Hi Jakub. If done right there should be no reason you couldn't log and send metrics to datadog. We do.
OpenTelemetry is built into Growthbook and is compatible with Datadog. When you say you are letting Growthbook log everything - what exactly are you doing?
I can think of two reasons the logging might be an issue and could cause stats like you are seeing:
1. You are writing the logs to the same machine growthbook is running instead of forwarding it to another service. The machine you are using is running out of disk space, and writing to the disk slows down. Processes build up waiting to write to the disk. The OS continually swaps between the processes seeing who can write to the disk next until the machine dies.
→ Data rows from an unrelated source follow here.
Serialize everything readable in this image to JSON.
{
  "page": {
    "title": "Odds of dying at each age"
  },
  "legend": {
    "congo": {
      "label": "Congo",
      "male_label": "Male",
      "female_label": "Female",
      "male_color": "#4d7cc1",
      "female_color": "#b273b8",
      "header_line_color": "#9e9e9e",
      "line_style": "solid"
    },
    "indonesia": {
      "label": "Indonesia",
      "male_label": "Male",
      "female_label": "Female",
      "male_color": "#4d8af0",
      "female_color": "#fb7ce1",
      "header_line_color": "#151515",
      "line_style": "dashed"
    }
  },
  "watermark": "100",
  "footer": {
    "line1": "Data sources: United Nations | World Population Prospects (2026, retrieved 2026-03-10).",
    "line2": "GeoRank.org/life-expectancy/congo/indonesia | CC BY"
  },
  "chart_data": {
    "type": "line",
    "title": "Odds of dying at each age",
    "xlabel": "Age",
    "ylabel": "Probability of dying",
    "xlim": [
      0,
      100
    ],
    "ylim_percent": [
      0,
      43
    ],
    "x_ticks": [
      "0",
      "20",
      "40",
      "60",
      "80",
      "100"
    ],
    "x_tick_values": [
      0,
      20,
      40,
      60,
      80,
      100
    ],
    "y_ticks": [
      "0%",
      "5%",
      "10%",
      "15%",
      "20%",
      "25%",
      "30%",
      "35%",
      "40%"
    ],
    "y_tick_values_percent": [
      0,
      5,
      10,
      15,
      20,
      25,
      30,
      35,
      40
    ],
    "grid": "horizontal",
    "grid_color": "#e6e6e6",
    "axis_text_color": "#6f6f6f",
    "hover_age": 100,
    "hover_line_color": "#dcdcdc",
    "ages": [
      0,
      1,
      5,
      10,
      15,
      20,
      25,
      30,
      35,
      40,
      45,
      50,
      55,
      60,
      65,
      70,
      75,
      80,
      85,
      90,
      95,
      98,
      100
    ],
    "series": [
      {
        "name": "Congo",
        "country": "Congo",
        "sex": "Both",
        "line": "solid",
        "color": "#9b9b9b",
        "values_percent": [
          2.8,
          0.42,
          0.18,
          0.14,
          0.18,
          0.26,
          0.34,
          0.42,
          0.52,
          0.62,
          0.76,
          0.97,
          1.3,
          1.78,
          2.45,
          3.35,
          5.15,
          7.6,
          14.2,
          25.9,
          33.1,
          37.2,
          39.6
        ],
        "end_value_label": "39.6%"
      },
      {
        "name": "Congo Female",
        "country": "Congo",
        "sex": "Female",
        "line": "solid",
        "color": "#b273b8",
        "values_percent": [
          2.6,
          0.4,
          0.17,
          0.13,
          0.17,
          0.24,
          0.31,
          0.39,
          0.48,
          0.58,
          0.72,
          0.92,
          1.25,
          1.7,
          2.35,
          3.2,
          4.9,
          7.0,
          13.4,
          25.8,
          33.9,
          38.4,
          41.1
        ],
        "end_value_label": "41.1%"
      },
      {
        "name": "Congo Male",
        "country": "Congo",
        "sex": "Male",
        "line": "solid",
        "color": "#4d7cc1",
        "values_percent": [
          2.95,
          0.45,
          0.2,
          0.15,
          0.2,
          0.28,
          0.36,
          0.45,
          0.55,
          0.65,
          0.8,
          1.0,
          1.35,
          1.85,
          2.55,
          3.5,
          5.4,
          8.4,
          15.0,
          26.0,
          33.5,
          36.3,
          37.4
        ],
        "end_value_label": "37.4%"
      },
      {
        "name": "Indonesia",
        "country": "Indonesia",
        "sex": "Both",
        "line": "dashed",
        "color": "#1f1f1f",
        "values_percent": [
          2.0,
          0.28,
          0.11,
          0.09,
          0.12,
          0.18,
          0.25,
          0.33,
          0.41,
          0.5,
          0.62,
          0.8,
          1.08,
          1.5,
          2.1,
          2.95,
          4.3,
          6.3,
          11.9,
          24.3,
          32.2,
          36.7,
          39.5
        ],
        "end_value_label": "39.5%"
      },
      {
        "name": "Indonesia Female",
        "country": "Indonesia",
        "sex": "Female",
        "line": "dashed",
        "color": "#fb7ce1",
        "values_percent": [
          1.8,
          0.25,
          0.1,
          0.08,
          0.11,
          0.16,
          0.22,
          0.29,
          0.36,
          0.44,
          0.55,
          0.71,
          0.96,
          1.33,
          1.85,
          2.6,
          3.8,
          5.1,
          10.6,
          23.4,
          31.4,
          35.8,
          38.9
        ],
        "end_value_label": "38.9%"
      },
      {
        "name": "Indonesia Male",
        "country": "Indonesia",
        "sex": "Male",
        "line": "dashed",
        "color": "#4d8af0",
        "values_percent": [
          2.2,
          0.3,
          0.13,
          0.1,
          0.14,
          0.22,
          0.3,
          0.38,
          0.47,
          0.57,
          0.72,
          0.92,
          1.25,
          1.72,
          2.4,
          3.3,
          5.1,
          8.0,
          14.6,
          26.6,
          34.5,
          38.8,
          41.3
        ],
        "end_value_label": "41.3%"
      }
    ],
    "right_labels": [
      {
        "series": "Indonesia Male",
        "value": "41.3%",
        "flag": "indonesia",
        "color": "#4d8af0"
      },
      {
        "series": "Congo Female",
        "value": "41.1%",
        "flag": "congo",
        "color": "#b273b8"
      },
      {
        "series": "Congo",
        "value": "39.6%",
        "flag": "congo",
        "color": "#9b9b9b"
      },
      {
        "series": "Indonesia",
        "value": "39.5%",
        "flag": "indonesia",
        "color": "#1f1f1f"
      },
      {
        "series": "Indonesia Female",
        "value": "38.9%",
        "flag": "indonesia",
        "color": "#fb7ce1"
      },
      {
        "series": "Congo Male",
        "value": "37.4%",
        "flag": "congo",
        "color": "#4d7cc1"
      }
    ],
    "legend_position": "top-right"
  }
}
2. There is some bug in Growthbook that is unique to your situation, or something specially that you are doing that breaks logging. The logging itself dies throwing a log message, which then dies and throws a log message, etc... Every new request that comes in sets off this chain, the end result is that the server is doing nothing but writing logs.
Given that these are possible plausible scenarios, it makes sense to look into whether disk space is an issue, and then try running Growthbook without logging to see if it things perform better.
It is clear to me though from the graph you sent that this is not a performance issue with Growthbook in the sense that a specific route can't handle the amount of experiments/metrics you have, but rather that there is some bug in Growthbook or in your setup such that there is some feedback loop happening that causes the server to go off the rails.